The authors argue that decreasing the TTL of DNS address (“A”) records wouldn’t have much impact on the overall effectiveness of caching, due to the Zipfian distribution of host name lookups, and the fact that many cache hits for A records are tightly clustered together in time. If the inter-reference interval for a record is greater than the record’s TTL, caching will be ineffective for that record. They found that popular host names are accessed frequently enough that even a small TTL is sufficient, and that unpopular host names are accessed so infrequently that even with a large TTL, caching is ineffective. TTL values of a few minutes are sufficient to obtain most of the benefits of caching.
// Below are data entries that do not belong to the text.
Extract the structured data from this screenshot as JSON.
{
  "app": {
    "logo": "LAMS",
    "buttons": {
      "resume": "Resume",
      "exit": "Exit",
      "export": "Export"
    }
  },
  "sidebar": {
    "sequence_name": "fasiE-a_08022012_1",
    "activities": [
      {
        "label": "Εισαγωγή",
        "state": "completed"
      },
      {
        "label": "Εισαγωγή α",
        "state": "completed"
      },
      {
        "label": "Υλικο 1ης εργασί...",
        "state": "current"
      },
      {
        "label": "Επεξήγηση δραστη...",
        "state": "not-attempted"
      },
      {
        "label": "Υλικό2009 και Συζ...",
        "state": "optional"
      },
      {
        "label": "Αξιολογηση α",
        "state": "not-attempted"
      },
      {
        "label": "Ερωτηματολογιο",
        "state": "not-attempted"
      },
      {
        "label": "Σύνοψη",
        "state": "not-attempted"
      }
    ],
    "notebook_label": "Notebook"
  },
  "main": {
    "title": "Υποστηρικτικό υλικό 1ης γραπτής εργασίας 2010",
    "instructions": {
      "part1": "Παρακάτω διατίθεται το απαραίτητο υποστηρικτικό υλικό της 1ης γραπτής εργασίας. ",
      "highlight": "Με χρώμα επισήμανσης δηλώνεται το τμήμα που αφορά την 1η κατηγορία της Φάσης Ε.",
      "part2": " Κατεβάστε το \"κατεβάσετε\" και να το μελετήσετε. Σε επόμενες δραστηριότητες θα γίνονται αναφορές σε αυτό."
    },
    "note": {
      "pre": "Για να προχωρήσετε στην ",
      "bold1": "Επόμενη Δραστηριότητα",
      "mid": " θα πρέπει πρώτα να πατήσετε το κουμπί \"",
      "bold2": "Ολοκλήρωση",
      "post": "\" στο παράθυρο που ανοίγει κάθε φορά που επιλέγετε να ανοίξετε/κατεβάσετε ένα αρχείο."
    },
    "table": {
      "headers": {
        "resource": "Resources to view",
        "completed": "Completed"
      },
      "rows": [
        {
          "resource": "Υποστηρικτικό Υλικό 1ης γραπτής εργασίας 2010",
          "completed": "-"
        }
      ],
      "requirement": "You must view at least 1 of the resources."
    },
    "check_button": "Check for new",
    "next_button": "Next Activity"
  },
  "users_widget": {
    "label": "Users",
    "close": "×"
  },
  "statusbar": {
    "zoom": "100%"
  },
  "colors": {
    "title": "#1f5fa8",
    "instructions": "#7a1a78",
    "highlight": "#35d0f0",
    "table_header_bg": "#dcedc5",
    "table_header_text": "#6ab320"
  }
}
Using a low TTL can be useful, because it allows changes to be propagated quickly; perhaps more importantly, it also enables new functionality, like DNS-based server selection and DNS support for mobile computing.
For similar reasons, the authors found that sharing a DNS cache among a large body of clients has only marginal utility once the number of clients increases above 10 or 20 — that is, the hit rate of a shared cache for ~1300 users was only very slightly higher than the hit rate for a cache shared among 20 clients.
In contrast, the authors found that caching for name server (“NS”) records was important, because NS records change rarely, and effective NS caching reduces traffic on the root name servers.
The paper argues that:
It is likely that DNS behavior is closely linked to Web traffic patterns, since most wide-area traffic is Web-related and Web connections are usually preceded by DNS lookups.
Given streaming video and peer-to-peer file sharing services like BitTorrent, it is probably no longer true that, by bandwidth, “most wide-area traffic is Web-related.” (This may still be true of flows, however.)
I thought this paper was interesting enough, but compared to other papers we’ve covered this semester, I didn’t get that much out of it: the interesting conclusions about the effectiveness of TTLs could be summarized without reading the entire paper. That said, this paper does present a good case study of how to do research that is driven by empirical data.